Can you completely quit: randomly placing orders, going all-in with heavy bets, and holding positions against the trend?
Most people’s understanding of rolling capital with small funds is: full-position trading, frequent flipping, and maxing out leverage.
This isn’t compound interest—this is handing you a death sentence. One needle-like wick and you’re wiped out to zero.
There’s no shortcut for small funds to make a comeback; you rely on three things:
Pace, position control, and ironclad execution.
Old K’s six-step implementation path—follow it:
1. First, survive
Position ≤ 20%. Your goal is to avoid deep losses, not get liquidated, and not leave the trading table.

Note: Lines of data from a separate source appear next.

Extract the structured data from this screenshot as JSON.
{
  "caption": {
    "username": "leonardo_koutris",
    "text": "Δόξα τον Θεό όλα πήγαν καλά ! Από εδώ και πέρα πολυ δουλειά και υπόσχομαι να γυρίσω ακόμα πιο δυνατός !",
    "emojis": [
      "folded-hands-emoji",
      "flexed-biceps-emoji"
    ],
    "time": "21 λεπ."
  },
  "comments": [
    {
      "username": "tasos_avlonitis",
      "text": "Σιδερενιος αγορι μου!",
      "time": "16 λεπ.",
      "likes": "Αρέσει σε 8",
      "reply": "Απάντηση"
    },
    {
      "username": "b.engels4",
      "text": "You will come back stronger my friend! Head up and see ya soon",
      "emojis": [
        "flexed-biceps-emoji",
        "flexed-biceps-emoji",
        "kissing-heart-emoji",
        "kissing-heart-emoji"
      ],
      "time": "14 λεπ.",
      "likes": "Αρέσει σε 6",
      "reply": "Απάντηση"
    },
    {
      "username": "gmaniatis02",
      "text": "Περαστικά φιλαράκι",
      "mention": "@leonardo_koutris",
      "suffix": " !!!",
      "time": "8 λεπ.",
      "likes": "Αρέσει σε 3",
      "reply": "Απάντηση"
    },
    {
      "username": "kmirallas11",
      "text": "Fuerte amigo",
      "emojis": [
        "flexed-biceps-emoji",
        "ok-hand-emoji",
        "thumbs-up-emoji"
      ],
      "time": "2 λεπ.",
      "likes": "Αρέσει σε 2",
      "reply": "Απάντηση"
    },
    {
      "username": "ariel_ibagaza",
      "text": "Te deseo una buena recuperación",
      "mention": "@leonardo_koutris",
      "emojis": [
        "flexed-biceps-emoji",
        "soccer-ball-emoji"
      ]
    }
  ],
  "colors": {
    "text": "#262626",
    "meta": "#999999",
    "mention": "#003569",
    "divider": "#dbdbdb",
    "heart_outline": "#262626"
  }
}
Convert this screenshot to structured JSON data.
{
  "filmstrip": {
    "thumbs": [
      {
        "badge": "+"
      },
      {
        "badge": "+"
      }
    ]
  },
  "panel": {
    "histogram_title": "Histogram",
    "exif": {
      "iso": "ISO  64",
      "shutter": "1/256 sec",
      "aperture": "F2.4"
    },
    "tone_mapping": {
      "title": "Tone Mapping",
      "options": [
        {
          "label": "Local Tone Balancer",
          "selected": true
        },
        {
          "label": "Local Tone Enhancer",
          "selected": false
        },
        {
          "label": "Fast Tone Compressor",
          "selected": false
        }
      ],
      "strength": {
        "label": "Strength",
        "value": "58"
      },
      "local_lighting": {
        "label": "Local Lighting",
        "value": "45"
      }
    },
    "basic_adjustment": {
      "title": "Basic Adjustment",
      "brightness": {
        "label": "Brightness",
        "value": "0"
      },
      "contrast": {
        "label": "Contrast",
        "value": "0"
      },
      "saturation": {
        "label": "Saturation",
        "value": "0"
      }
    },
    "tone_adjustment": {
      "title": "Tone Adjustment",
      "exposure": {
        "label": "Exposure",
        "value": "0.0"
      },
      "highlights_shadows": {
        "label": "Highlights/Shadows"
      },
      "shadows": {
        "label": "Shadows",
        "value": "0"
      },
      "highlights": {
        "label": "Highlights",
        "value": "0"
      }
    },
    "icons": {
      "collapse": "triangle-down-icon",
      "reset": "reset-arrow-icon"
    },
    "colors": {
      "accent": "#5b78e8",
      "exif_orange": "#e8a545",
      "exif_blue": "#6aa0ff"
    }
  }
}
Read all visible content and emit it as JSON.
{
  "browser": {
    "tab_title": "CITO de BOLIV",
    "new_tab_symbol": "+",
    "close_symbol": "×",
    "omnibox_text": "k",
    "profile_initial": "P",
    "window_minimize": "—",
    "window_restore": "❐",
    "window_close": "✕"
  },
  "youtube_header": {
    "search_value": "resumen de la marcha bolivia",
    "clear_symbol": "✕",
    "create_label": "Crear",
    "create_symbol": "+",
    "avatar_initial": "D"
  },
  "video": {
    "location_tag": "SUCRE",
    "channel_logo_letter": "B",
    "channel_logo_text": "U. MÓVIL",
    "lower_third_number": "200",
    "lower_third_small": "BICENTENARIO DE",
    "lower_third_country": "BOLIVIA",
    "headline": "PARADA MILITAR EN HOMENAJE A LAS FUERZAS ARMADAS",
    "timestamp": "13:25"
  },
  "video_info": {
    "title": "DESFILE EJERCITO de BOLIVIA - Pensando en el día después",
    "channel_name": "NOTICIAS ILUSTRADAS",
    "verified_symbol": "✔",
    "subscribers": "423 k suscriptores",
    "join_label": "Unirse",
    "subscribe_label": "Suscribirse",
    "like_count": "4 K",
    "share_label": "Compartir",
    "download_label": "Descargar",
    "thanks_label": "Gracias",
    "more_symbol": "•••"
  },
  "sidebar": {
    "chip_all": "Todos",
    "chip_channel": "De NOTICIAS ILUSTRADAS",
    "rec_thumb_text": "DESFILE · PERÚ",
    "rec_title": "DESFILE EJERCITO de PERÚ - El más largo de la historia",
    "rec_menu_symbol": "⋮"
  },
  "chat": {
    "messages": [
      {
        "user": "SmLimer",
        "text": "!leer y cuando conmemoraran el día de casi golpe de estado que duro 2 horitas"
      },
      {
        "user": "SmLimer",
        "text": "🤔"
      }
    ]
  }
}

2. Only trade the market you can understand
Three conditions: the trend is clear, key levels are valid, and the profit-loss ratio is ≥ 2:1.
Fidgeting around is worse than staying out of the market.
3. Stop-loss is the iron law
Per-trade loss ≤ 5%. Cut when it hits. Don’t move it, don’t average down, and don’t daydream.
4. Take profit without greed
When the range settles, take profit. When the trend moves, use a trailing stop to take profit. Don’t dream of doubling from one trade.
5. Let position size follow your capital
Before going from 800U to 3000U, never add aggressively.
6. Withdraw out on a schedule to lock in profits
Every time you double, withdraw part of it. Unrealized profit is fake—only locking in gains is solid.
Last line:
In the early stage, seek stability; in the mid stage, speed up; in the late stage, protect profits.
Reinvest by rules—not by gambling your luck.
Hold tight to this logic—turning 800U into 10万U isn’t a fantasy.